B. Sentencing Factors
Even if Mr. Randleman were able to show extraordinary and compelling circumstances, the § 3553(a) factors do not support release. He is currently incarcerated for distributing cocaine hydrochloride and possessing a firearm in furtherance of a drug trafficking crime, Doc. 22, Doc. 18 at ¶¶ 1-2; these are serious offenses. While he committed his prior felony convictions over 25 years before the instant offenses, see Doc. 18 at ¶¶ 32-33, his approximately nine years in prison did not completely deter him from criminal conduct. Between the ages of 27 and 34, Mr.
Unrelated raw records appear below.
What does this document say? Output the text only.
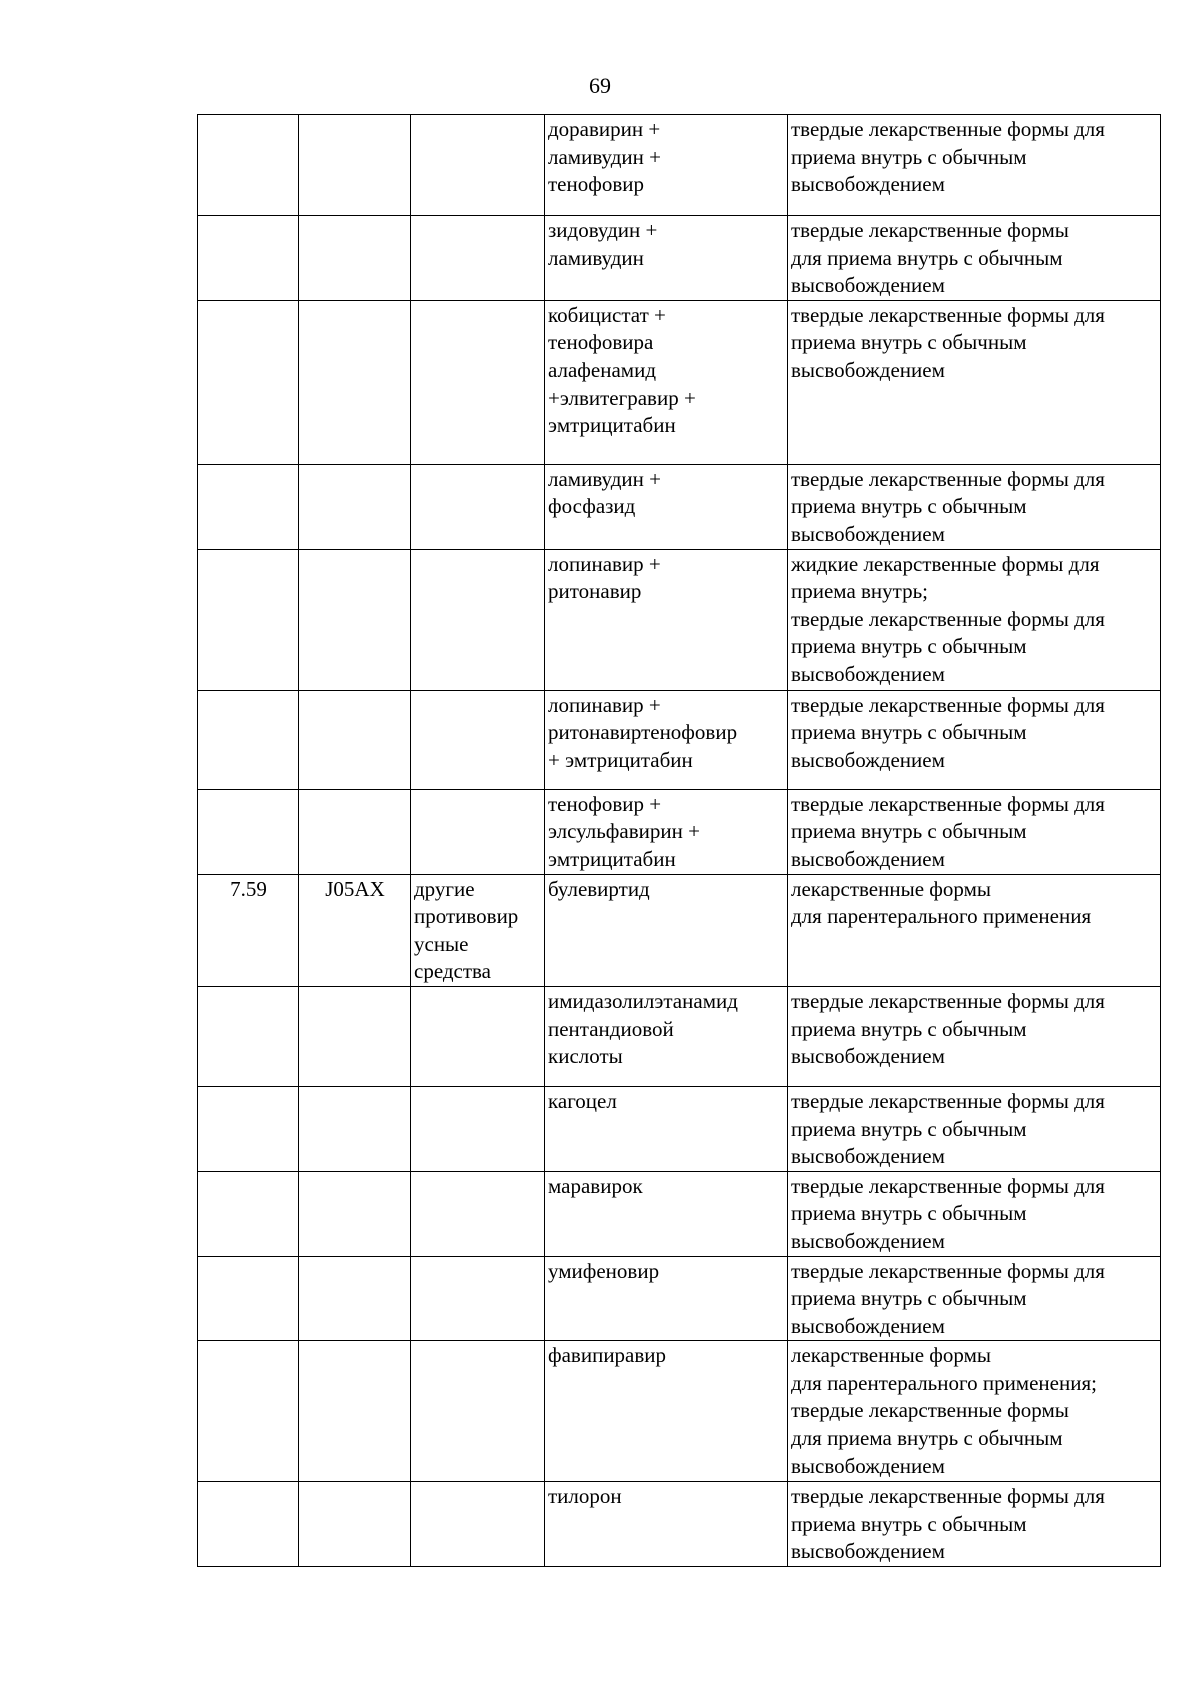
69
			доравирин +
ламивудин +
тенофовир	твердые лекарственные формы для
приема внутрь с обычным
высвобождением
			зидовудин +
ламивудин	твердые лекарственные формы
для приема внутрь с обычным
высвобождением
			кобицистат +
тенофовира
алафенамид
+элвитегравир +
эмтрицитабин	твердые лекарственные формы для
приема внутрь с обычным
высвобождением
			ламивудин +
фосфазид	твердые лекарственные формы для
приема внутрь с обычным
высвобождением
			лопинавир +
ритонавир	жидкие лекарственные формы для
приема внутрь;
твердые лекарственные формы для
приема внутрь с обычным
высвобождением
			лопинавир +
ритонавиртенофовир
+ эмтрицитабин	твердые лекарственные формы для
приема внутрь с обычным
высвобождением
			тенофовир +
элсульфавирин +
эмтрицитабин	твердые лекарственные формы для
приема внутрь с обычным
высвобождением
7.59	J05AX	другие
противовир
усные
средства	булевиртид	лекарственные формы
для парентерального применения
			имидазолилэтанамид
пентандиовой
кислоты	твердые лекарственные формы для
приема внутрь с обычным
высвобождением
			кагоцел	твердые лекарственные формы для
приема внутрь с обычным
высвобождением
			маравирок	твердые лекарственные формы для
приема внутрь с обычным
высвобождением
			умифеновир	твердые лекарственные формы для
приема внутрь с обычным
высвобождением
			фавипиравир	лекарственные формы
для парентерального применения;
твердые лекарственные формы
для приема внутрь с обычным
высвобождением
			тилорон	твердые лекарственные формы для
приема внутрь с обычным
высвобождением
Randleman acquired six misdemeanor convictions: two for resisting a public officer, id. at ¶¶ 34-35; one for driving while impaired, id. at ¶ 36; one for driving without a license, id.; one for assaulting a government employee, id. at ¶ 37; one for communicating threats, id.; and one for possession of drug paraphernalia. Id. at ¶ 38.
Additionally, Mr. Randleman has served only about 45 months of his 75-month sentence. A sentence reduction would not recognize the seriousness of the offenses or protect the public, especially in light of the mandatory 60-month sentence on the firearms charge. See 18 U.S.C. § 924(c)(1)(A)(i). The Court appreciates that Mr. Randleman only has one disciplinary report from his time in prison, see Doc. 28 at 1, and that he plans to work and care for his mother once released. Doc. 24 at 2; Doc. 31 at 1-2. But these factors do not outweigh his criminal history and the seriousness of the offense.
VI. Conclusion
Mr. Randleman has not shown extraordinary and compelling circumstances and the § 3553(a) factors do not support a sentence reduction. His motion will be denied.
It is ORDERED that the defendant's motion for compassionate release, Doc. 24, is DENIED.